Torchscript model is slow

I’ve made a pytorch model which uses a bit of dynamic python such as for looping where the number of loops is specified by entries of a tensor. (It’s similar to a graph neural net. I have since seen pytorch geometric, but it seems that those models can’t be exported to libtorch.) I believe that it is because of this that the model is very slow to train and run. I need to be able to export and use this model in C. I used torch.jit.script and successfully saved the model. I used libtorch to get it to C++ and a header file to make it so I can call the model from C.

The model is very slow to train in python. It was my understanding that a model should become much faster after running torch.jit.script on it (I thought that this turned slow python into fast C++). Would this model train faster if I trained it in C++? Why or why not? What if I just saved the model and reloaded it back into python?

I haven’t included the code here because I couldn’t find an easy way to reduce it to a minimal example that would be removed from the confusing specifics of my research domain. Sorry if this question is hard to grok.

I’m having a hard time understanding why pytorch models are slow or fast and how, in general, they can be made faster. If torchscript makes a dynamic graph static and able to run from C++, then why doesn’t it make a model much faster? (Or does it and I’m using it wrong?)

Thanks in advance,

Note that both, the Python and C++ frontend, call into the same backend methods.
In the usual case you would run your model on the GPU, so that Python is used for the model “logic” and the dispatching of the kernels (to C++ and CUDA).
For “big” workloads the Python overhead might be marginal.

If you have a static graph (with your conditions etc.), then some optimization might be applied such as fusing certain operations together.
However, it depends on your actual model, if fusing ops is possible. Also note, that this area is still being worked on.

Thanks for your speedy reply!

I understand that things like the forward method of a linear layer are using a fast backend. I’m wondering about the slow python code (like Python for-loops and other things that don’t have explicit pytorch functions). I’m wondering if such code is made faster through torch.jit.script.

Perhaps my point can be seen through the code below. If I had implemented the code below in C or C++, it would be much faster than it is here. Is torchscript not able to turn these slow python for-loops into fast C for-loops? If I ran this saved module after loading it into libtorch in C++, would it run significantly faster? If so, why can’t isn’t python taking advantage of these benefits?

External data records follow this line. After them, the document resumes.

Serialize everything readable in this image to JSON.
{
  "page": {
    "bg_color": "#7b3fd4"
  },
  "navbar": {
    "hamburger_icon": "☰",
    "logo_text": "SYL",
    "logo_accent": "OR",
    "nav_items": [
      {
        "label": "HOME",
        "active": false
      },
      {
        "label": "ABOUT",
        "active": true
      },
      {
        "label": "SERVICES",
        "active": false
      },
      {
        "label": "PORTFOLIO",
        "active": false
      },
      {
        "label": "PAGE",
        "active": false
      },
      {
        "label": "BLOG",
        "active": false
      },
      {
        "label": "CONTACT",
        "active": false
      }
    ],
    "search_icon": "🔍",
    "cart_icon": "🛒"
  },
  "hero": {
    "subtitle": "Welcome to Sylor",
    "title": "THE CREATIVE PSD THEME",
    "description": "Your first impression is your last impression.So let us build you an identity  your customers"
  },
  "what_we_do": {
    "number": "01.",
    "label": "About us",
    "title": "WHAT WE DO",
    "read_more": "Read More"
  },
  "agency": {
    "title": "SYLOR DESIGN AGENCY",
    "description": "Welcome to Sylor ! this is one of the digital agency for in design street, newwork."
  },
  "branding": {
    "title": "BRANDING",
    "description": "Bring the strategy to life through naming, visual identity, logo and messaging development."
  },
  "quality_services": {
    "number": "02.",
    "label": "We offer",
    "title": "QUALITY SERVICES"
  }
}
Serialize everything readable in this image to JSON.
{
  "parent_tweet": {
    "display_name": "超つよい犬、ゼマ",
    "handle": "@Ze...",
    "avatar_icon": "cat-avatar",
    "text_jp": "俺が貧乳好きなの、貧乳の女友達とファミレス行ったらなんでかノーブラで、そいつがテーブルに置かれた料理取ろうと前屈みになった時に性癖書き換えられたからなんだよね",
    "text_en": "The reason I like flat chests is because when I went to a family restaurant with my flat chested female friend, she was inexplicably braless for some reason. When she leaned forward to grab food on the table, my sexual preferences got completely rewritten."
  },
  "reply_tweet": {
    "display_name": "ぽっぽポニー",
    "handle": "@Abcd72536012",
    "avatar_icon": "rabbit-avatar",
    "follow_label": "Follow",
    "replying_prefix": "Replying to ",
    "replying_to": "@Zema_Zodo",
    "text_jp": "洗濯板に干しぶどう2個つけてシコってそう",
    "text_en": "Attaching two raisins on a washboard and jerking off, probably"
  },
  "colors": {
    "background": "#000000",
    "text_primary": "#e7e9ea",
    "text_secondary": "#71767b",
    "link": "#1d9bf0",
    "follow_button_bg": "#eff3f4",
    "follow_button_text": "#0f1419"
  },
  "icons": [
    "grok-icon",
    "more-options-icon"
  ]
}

I may be missing the point entirely, but do you have any way of making code like the following fast using pytorch?

import torch
from torch import nn
from timeit import timeit

class TestModule(nn.Module):

    def __init__(self, m, n):
        self.m = m
        self.n = n

    def forward(self):
        val = 0
        for i in range(self.m):
            for j in range(self.n):
                val += i*j
        return val

def purePython(m,n):
    val = 0
    for i in range(m):
        for j in range(n):
            val += i*j
    return val

m = 400
n = 400

# regular pytorch module
model = TestModule(m,n)

# jit'ed module
jitModel = torch.jit.script(model)

# saved jit'ed module, "")
saved = torch.jit.load("")

numTrials = 800
print(f"pure python function time: {timeit('purePython(m,n)',  number=numTrials, globals=globals()  )}")
print(f"pytorch model time:        {timeit('model()',          number=numTrials, globals=globals()  )}")
print(f"pytorch jit model time:    {timeit('jitModel()',       number=numTrials, globals=globals()  )}")
print(f"pytorch saved model time:  {timeit('saved()',          number=numTrials, globals=globals()  )}")

On my computer this was the output:

pure python function time: 7.517180057002406
pytorch model time:        7.449000566004543
pytorch jit model time:    13.549996405999991
pytorch saved model time:  14.33033561299817

I wrote the same code in C++ and it ran in less than 1 second.
I also tried importing the pytorch model in libtorch C++ and it took 13 seconds just like in python.
Is there any way to make for loops like this faster in pytorch?


I’m not sure, what kind of optimizations are currently implemented regarding these plain Python loops in the JIT. :confused:

Note that you are currently not using any tensors, but Python literals.
I assume the first optimizations would go into the usage of tensors.
If you define val = torch.zeros(1), you should see a speedup of the jitted models in comparison to the eager model.

However, you will not see any speedup compared to the pure Python function, since your code is not vectorized.
Vectorization usually gives you a good speedup and loops should be generally avoided, if possible.